When Chinese scientists added human genes to monkeys, they hoped to better understand how human brains develop. In so doing, they sparked an ethical debate on research that some believe would blur the line between humans and animals.

Scientists behind the new research, published March 27 in the journal National Science Review, claim that genetically modified monkeys can advance our understanding of brain development, which could lead to new treatments for cancer. Autism and other developmental disorders.

Critics of the research – including a scientist who contributed to it – called the project an offense, arguing that scientific gains did not warrant the creation of monkeys that could end up with a more human intelligence.

"My personal opinion is now that, from an ethical point of view, such research should not actually be conducted," Martin Styner, computer scientist at the University of North Carolina, Chapel Hill, who was doing part of the research team of scientists, told NBC News MACH in an email.

Still others say that, ethical pitfalls and all, genetically modified monkeys are our best hope of revealing the secrets of the brain and its disorders.

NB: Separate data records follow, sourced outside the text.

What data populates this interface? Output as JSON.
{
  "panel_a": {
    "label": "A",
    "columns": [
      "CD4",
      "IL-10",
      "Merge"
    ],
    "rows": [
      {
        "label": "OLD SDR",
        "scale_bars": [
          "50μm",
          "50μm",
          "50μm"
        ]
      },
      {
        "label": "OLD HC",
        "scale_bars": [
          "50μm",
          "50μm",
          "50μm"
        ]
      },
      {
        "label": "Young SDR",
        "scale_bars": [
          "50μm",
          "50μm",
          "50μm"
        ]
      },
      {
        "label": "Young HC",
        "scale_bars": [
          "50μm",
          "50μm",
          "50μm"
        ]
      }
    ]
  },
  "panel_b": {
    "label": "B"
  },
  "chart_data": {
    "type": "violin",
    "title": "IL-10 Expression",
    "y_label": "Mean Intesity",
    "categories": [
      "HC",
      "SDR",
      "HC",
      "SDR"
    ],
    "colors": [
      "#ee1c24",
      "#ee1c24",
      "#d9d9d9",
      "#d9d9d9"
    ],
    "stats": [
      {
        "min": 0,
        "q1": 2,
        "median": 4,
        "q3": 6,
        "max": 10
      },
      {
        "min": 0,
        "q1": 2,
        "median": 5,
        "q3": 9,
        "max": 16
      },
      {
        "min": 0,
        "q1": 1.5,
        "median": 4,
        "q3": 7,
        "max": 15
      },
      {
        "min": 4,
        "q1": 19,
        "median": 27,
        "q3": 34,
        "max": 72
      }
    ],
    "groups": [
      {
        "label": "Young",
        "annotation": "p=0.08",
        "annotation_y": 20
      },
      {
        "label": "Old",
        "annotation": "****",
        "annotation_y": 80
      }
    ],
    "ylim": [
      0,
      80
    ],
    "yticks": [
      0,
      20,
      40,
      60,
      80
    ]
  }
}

The conflict illustrates what Jessica Mayhew, director of the Primate Behavior and Ecology Program at Central Washington University in Ellensburg, calls the "ethical quagmire" of animal testing.

A simple question

The research was born of a simple question: how does our DNA have the model of the powerful brains of man? The scientists, based at the Kunming Institute of Zoology at the Chinese Academy of Sciences, wanted to understand the role of the MCPH1 gene in the development of the human brain.

Babies with defective copies of the gene are often born with unusually small heads, a condition called microcephaly. And since the human and monkey versions of MCPH1 are slightly different, scientists believe that the gene may be partly responsible for the high intelligence of humans.